About one third of carbamazepine adverse reactions affect the skin, mainly causing dermatitis, but also pseudolymphomas; recently a carbamazepine-induced pseudolymphoma with CD30⁺ cells has been described.⁴ However, carbamazepine-related lymphomas are unusual, and detailed information on the clinical features and outcome of such malignancies has been provided in 2 cases only. The first² was a nodal, large-cell, non-Hodgkin lymphoma developed after 4 months of carbamazepine administration; the other³ was a nodal, immunoblastic, T-cell, non-Hodgkin lymphoma diagnosed after 1 month of carbamazepine therapy. Notably, in both cases the lymphadenopathies spontaneously resolved after treatment with carbamazepine was discontinued, suggesting an atypical lymphoid proliferation instead of a true malignancy.³

However, a clinical comparison between ours and the above-mentioned cases might be partially inappropriate because of the exclusively extranodal locations of the disease in our patient and the different therapeutic approaches. In our case the possibility of a nonneoplastic, reactive CD30⁺ infiltrate has therefore been considered, including mainly other subtypes of CD30⁺, primary, cutaneous lymphoproliferative disorders⁵ with specific reference to lymphomatoid papulosis and lesions with borderline histologic characteristics between lymphomatoid papulosis and ALCL. In our patient, the clinical features of the skin lymphoma lesions (multiple, large nodules only partially regressing) and histomorphological characteristics (large, often cohesive sheets of CD30⁺ anaplastic cells) excluded a diagnosis of lymphomatoid papulosis, whereas findings of histomorphological analysis and chiefly molecular biology findings (monoclonal rearrangement for T-cell receptor γ) pointed more to ALCL than to borderline lesions.

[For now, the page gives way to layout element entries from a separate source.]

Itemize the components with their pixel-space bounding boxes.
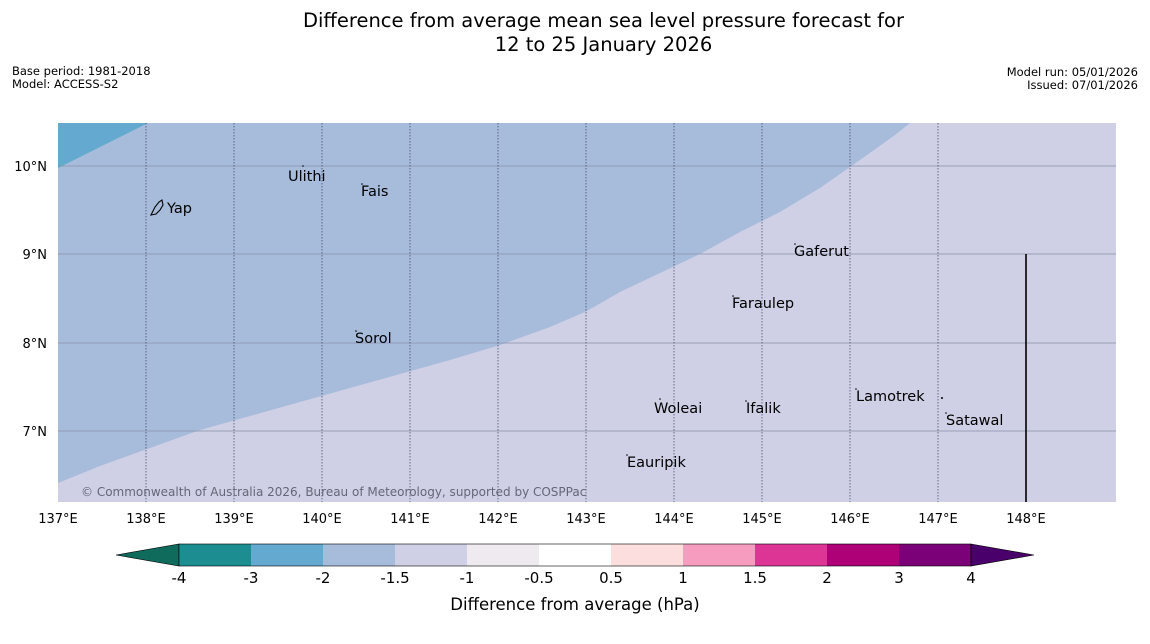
latitude-labels: 10°N 9°N 8°N 7°N xyxy=(14,160,47,440)
lamotrek-dot xyxy=(855,388,857,390)
colorbar-segment xyxy=(755,544,827,566)
place-label: Faraulep xyxy=(732,296,794,312)
colorbar-segment xyxy=(467,544,539,566)
colorbar: -4 -3 -2 -1.5 -1 -0.5 0.5 1 1.5 2 3 4 Difference fr… xyxy=(115,543,1035,614)
place-label: Gaferut xyxy=(794,244,849,260)
colorbar-tick-label: 1.5 xyxy=(743,569,767,587)
lon-label: 142°E xyxy=(478,512,518,527)
yap-island-outline xyxy=(150,199,164,216)
colorbar-tick-label: 1 xyxy=(678,569,688,587)
colorbar-segment xyxy=(395,544,467,566)
place-label: Satawal xyxy=(946,413,1003,429)
satawal-dot xyxy=(945,412,947,414)
lon-label: 139°E xyxy=(214,512,254,527)
colorbar-segment xyxy=(827,544,899,566)
model-run: Model run: 05/01/2026 xyxy=(1006,65,1138,79)
lon-label: 144°E xyxy=(654,512,694,527)
colorbar-segment xyxy=(611,544,683,566)
colorbar-tick-label: -2 xyxy=(316,569,331,587)
eauripik-dot xyxy=(626,454,628,456)
lamotrek-east-dot xyxy=(941,397,943,399)
colorbar-tick-label: -3 xyxy=(244,569,259,587)
title-line-2: 12 to 25 January 2026 xyxy=(494,33,713,56)
place-label: Eauripik xyxy=(627,455,686,471)
colorbar-outline xyxy=(178,543,972,567)
colorbar-tick-label: -1 xyxy=(460,569,475,587)
colorbar-tick-label: 4 xyxy=(966,569,976,587)
sorol-dot xyxy=(355,330,357,332)
ulithi-dot xyxy=(302,165,304,167)
colorbar-segment xyxy=(179,544,251,566)
colorbar-tick-label: -4 xyxy=(172,569,187,587)
title-line-1: Difference from average mean sea level p… xyxy=(303,9,904,32)
region-minus3-to-minus2 xyxy=(58,123,148,168)
region-minus2-to-minus1-5 xyxy=(58,123,910,483)
lon-label: 140°E xyxy=(302,512,342,527)
place-label: Ifalik xyxy=(746,401,781,417)
colorbar-segment xyxy=(323,544,395,566)
chart-title: Difference from average mean sea level p… xyxy=(0,9,1150,57)
lon-label: 137°E xyxy=(38,512,78,527)
place-label: Woleai xyxy=(654,401,702,417)
graticule xyxy=(58,123,1116,502)
model-name: Model: ACCESS-S2 xyxy=(12,77,119,91)
colorbar-tick-label: 3 xyxy=(894,569,904,587)
lon-label: 145°E xyxy=(742,512,782,527)
fais-dot xyxy=(361,183,363,185)
colorbar-segment xyxy=(899,544,971,566)
lat-label: 7°N xyxy=(23,425,48,440)
place-label: Lamotrek xyxy=(856,389,925,405)
colorbar-tick-labels: -4 -3 -2 -1.5 -1 -0.5 0.5 1 1.5 2 3 4 xyxy=(172,569,976,587)
colorbar-extend-low xyxy=(115,543,180,567)
place-label: Yap xyxy=(166,201,192,217)
faraulep-dot xyxy=(732,295,734,297)
colorbar-tick-label: 0.5 xyxy=(599,569,623,587)
gaferut-dot xyxy=(794,243,796,245)
lat-label: 8°N xyxy=(23,337,48,352)
lon-label: 141°E xyxy=(390,512,430,527)
lon-label: 148°E xyxy=(1006,512,1046,527)
colorbar-segment xyxy=(683,544,755,566)
place-label: Ulithi xyxy=(288,169,326,185)
colorbar-extend-high xyxy=(970,543,1035,567)
colorbar-tick-label: -1.5 xyxy=(380,569,409,587)
meta-right: Model run: 05/01/2026 Issued: 07/01/2026 xyxy=(1007,66,1138,92)
colorbar-segment xyxy=(251,544,323,566)
issued-date: Issued: 07/01/2026 xyxy=(1027,78,1138,92)
longitude-labels: 137°E 138°E 139°E 140°E 141°E 142°E 143°… xyxy=(38,512,1046,527)
place-label: Sorol xyxy=(355,331,392,347)
base-period: Base period: 1981-2018 xyxy=(12,64,151,78)
woleai-dot xyxy=(659,398,661,400)
place-labels: Ulithi Fais Yap Gaferut Faraulep Sorol L… xyxy=(166,169,1003,471)
place-label: Fais xyxy=(361,184,388,200)
lat-label: 10°N xyxy=(14,160,47,175)
colorbar-segment xyxy=(539,544,611,566)
lat-label: 9°N xyxy=(23,248,48,263)
lon-label: 143°E xyxy=(566,512,606,527)
colorbar-segments xyxy=(115,543,1035,567)
meta-left: Base period: 1981-2018 Model: ACCESS-S2 xyxy=(12,65,151,91)
lon-label: 146°E xyxy=(830,512,870,527)
islands xyxy=(150,165,947,456)
lon-label: 138°E xyxy=(126,512,166,527)
lon-label: 147°E xyxy=(918,512,958,527)
ifalik-dot xyxy=(745,400,747,402)
copyright-notice: © Commonwealth of Australia 2026, Bureau… xyxy=(81,485,586,499)
colorbar-tick-label: 2 xyxy=(822,569,832,587)
colorbar-tick-label: -0.5 xyxy=(524,569,553,587)
colorbar-title: Difference from average (hPa) xyxy=(450,595,699,614)
map-panel: Ulithi Fais Yap Gaferut Faraulep Sorol L… xyxy=(58,123,1116,502)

Even if no conclusive relationship between carbamazepine and CD30⁺, primary, cutaneous ALCL may be drawn from a single case study, we deem it important for clinicians to be aware of the possible serious adverse effects of carbamazepine treatment, as the discontinuation of the drug treatment can play a crucial role in the regression of the clinical picture, sparing aggressive and harmful treatments.